Fritz sortit du bureau et revint avec une bouteille de whisky. Il y a toujours de l’alcool dans un
commissariat.
— C’est téméraire, ce que vous avez fait. Le G.I.G-Haine et le préfet voulaient vous coller
quelques chefs d’inculpation. Les journalistes ont interrogé un voisin qui a vu la scène par le judas de sa porte. Il salut en vous un héros. J’ai réussi à calmer mes collègues, avec l’aide de
l’opinion publique.
— Je ne pouvais pas laisser ce pauvre gosse se faire torturer et son père se faire
abattre comme ça, à portée d’oreille.
— Ça va vous faire une bonne
publicité.
— Disons que ça contrebalancera les photos de mon confrère.
Latuile raconta à Fritz ses aventures sans mentionner Roy Rosso ni bien sûr ses démêlés antérieurs avec le gang de Poinçonneur.
— Je comprends mal vos motivations, Latuile. Tous ces
risques sans salaire…
— Pour Paul. Et pour retrouver le statut de mâle
dominant.
— Ça compte pour un homme mais…
— Ça compte aux yeux d’une femme.
— D’habitude, vous m’agacez prodigieusement, Latuile. Je reconnais que cette fois vous m’en avez bouché un coin. Je pense que vous me cachez des choses. Mais passons.
Savez-vous que la loi autorise depuis peu la police à rémunérer ses informateurs ?
— La loi a du
bon.
— Par contre, ça va prendre du temps. Nous avons quelques formulaires à
remplir.
— Comme intérêts de retard, j’implore la clémence de la justice pour Paul Blanco. C’est grâce à
lui que j’ai pu remonter aux deux méchants. Et grâce à Ali.
— Nous n’avons aucune charge contre Ali
Zitouni. Pour le jeune Blanco, oui, je pense que je peux attendrir le procureur. D’ailleurs, les prisons sont pleines.
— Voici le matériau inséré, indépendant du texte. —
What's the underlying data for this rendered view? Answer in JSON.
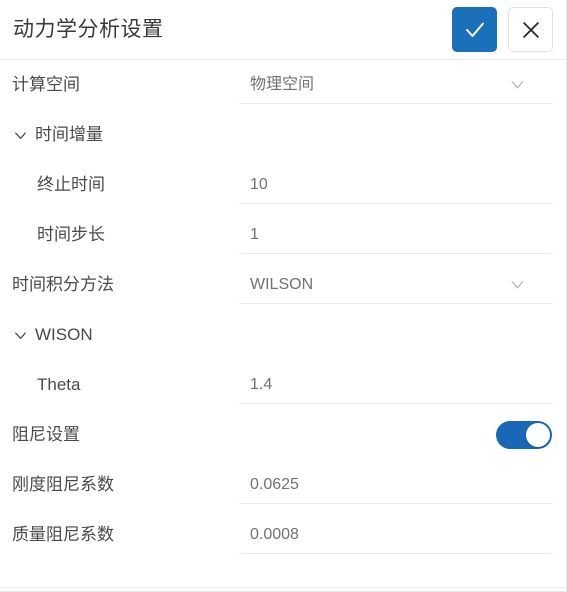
{
  "header": {
    "title": "动力学分析设置",
    "confirm_label": "确认",
    "confirm_icon": "check-icon",
    "cancel_label": "取消",
    "cancel_icon": "close-icon",
    "confirm_color": "#1a71ba"
  },
  "colors": {
    "accent": "#1a71ba",
    "toggle_on": "#1868b7",
    "label_text": "#4a4a4a",
    "value_text": "#6f7276",
    "divider": "#e8e8e8"
  },
  "rows": [
    {
      "label": "计算空间",
      "type": "select",
      "value": "物理空间",
      "indent": false,
      "name": "compute-space"
    },
    {
      "label": "时间增量",
      "type": "group",
      "expanded": true,
      "indent": false,
      "name": "time-increment"
    },
    {
      "label": "终止时间",
      "type": "text",
      "value": "10",
      "indent": true,
      "name": "end-time"
    },
    {
      "label": "时间步长",
      "type": "text",
      "value": "1",
      "indent": true,
      "name": "time-step"
    },
    {
      "label": "时间积分方法",
      "type": "select",
      "value": "WILSON",
      "indent": false,
      "name": "time-integration-method"
    },
    {
      "label": "WISON",
      "type": "group",
      "expanded": true,
      "indent": false,
      "name": "wison"
    },
    {
      "label": "Theta",
      "type": "text",
      "value": "1.4",
      "indent": true,
      "name": "theta"
    },
    {
      "label": "阻尼设置",
      "type": "toggle",
      "value": "on",
      "indent": false,
      "name": "damping-settings"
    },
    {
      "label": "刚度阻尼系数",
      "type": "text",
      "value": "0.0625",
      "indent": false,
      "name": "stiffness-damping-coefficient"
    },
    {
      "label": "质量阻尼系数",
      "type": "text",
      "value": "0.0008",
      "indent": false,
      "name": "mass-damping-coefficient"
    }
  ]
}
Axtone appela Roy pour lui raconter une fable ; que la police avait été sur les traces des deux caïds
quand le détective avait réussi à les localiser. Comme Fritz, l’Italien nota des zones d’ombre dans les explications d’Axtone. Toutefois, comme le gang international était démantelé à peu de
frais, et sans qu’il soit impliqué, il envoya une caisse de Barbaresco, avec une liasse de billets et un petit mot expliquant qu’il fallait laisser
vieillir le vin.
Axtone, évidemment, ouvrit aussitôt une bouteille.